The key principle is that visuals should supplement the text, not substitute for it. In your narrative, direct the reader's attention to the visual ("Figure 2 illustrates the positive correlation between...") and then articulate the key takeaway. Avoid the pitfall of including a graph that simply repeats what you said in a sentence. Instead, use visuals to display data patterns that are cumbersome to describe verbally or to provide a reference point for detailed statistical output. Ensure all visuals adhere to your institution's formatting guidelines and scholarly conventions for your field.
What to Exclude: Maintaining a Focus on Findings
Perhaps the most critical discipline in writing the results chapter is knowing what to leave out. This chapter is for reporting findings, not interpreting them. Therefore, you must actively restrain interpretation. Do not speculate on why a result turned out a certain way, compare your findings to prior studies, or discuss the broader implications of your data. Save that crucial work for the discussion chapter.
Similarly, avoid recounting methodological steps already described in your methods chapter. You may need to briefly remind the reader of a specific test or analysis procedure for clarity, but do not re-describe your survey instrument, interview protocol, or sampling method. Finally, do not present raw data. Your chapter should consist of processed, analyzed, and synthesized results. Appendices are the appropriate place for lengthy transcripts, full survey responses, or massive raw data output.
Common Pitfalls
Data Dumping and Poor Organization: Presenting results in a disorganized stream of statistical output or lengthy, unedited quotes confuses and loses the reader. Correction: Structure every subsection around a single research question. Use subheadings, transitions, and a logical flow from descriptive to inferential, or from theme to supporting evidence, to create a clear narrative path.

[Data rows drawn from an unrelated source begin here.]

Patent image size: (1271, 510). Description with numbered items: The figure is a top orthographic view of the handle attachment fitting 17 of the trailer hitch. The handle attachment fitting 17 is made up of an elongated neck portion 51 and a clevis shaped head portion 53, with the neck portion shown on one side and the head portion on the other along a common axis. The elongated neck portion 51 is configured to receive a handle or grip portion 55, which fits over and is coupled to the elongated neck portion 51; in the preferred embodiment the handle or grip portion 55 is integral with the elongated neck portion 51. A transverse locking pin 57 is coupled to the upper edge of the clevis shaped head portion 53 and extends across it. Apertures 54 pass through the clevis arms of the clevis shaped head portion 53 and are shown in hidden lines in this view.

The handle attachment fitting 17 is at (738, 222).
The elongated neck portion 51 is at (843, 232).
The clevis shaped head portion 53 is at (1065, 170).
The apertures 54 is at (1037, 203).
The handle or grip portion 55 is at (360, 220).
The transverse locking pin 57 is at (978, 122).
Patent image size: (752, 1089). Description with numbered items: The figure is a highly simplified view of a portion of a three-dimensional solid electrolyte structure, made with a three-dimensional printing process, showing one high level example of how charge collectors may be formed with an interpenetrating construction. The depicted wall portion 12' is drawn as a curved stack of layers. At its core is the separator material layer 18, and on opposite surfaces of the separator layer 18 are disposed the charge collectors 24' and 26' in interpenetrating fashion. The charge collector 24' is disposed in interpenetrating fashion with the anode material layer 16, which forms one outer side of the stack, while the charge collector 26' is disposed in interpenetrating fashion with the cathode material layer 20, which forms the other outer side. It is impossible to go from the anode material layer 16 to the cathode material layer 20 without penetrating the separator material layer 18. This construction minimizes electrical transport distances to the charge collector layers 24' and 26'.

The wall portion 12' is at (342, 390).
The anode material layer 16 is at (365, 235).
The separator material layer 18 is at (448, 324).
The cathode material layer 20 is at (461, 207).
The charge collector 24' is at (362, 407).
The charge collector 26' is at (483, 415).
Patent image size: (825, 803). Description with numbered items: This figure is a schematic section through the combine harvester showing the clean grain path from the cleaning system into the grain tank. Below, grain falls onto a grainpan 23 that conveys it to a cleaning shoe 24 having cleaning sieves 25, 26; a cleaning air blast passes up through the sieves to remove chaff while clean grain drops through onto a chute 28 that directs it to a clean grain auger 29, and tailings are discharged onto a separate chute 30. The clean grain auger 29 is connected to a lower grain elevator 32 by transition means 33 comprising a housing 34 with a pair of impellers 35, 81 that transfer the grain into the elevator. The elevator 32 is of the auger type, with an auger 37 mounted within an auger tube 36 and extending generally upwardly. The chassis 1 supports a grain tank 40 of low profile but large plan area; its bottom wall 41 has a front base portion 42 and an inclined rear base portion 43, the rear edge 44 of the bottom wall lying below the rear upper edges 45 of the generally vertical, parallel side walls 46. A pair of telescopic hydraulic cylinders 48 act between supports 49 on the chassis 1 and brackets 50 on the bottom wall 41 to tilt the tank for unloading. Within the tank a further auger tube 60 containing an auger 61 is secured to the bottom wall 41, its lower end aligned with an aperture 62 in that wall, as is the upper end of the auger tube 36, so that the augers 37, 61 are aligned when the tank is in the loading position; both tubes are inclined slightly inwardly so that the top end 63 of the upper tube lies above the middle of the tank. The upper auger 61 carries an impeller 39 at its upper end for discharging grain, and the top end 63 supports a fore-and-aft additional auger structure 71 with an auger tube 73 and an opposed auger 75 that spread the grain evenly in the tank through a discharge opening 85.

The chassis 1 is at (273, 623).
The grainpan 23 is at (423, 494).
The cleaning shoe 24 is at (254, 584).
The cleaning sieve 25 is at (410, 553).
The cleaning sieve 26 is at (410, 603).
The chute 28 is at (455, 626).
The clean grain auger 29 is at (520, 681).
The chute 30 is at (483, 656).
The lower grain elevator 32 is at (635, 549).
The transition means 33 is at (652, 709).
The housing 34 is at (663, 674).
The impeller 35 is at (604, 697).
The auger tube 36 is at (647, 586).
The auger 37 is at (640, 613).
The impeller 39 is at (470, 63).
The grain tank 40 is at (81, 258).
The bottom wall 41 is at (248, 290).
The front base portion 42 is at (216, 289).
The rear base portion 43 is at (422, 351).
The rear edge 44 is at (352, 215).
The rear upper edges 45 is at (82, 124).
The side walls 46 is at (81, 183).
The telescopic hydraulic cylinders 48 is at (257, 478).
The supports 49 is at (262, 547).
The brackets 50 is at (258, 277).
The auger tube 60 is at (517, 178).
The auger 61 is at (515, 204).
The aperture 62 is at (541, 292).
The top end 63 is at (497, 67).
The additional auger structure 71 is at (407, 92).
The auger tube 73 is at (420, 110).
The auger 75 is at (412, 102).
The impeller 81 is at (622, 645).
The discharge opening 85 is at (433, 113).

Over-Interpreting or Speculating: A common mistake is to begin analyzing the "why" behind a finding in the results chapter. Statements like "This surprising result likely occurred because..." belong in the discussion. Correction: Strictly limit your writing to reporting what you found. Describe patterns, report statistics, and present themes and quotes. Let the data speak for itself here.
Inadequate or Ineffective Visuals: Using a table for two numbers, creating a cluttered and unreadable graph, or failing to reference a figure in the text undermines its utility. Correction: Only use a visual if it adds genuine clarity or efficiency. Design it for readability, ensure it is correctly labeled, and always discuss its main message in your narrative.
Weak Qualitative Evidence: Presenting themes without sufficient or compelling data excerpts, or using quotes that are trivial and not illustrative, weakens the credibility of your analysis. Correction: Select quotes that are rich, relevant, and representative. Frame each quote with a sentence introducing it and a sentence after it explaining its significance to the theme.
Summary
- The results chapter is a factual report of your findings, organized systematically by your research questions or hypotheses to provide a clear narrative.
- For quantitative studies, report descriptive statistics, checks of statistical assumptions, and inferential test results—always including effect sizes to convey practical significance.
- For qualitative studies, present identified themes with clear definitions and support each theme with carefully selected, relevant data excerpts like quotes, followed by minimal explanatory commentary.
- Use tables and figures to present complex data efficiently, ensuring they are well-designed, properly titled, and referenced in the text.
- Maintain a disciplined focus on reporting what you found; rigorously avoid interpreting, speculating on, or discussing the implications of your results in this chapter.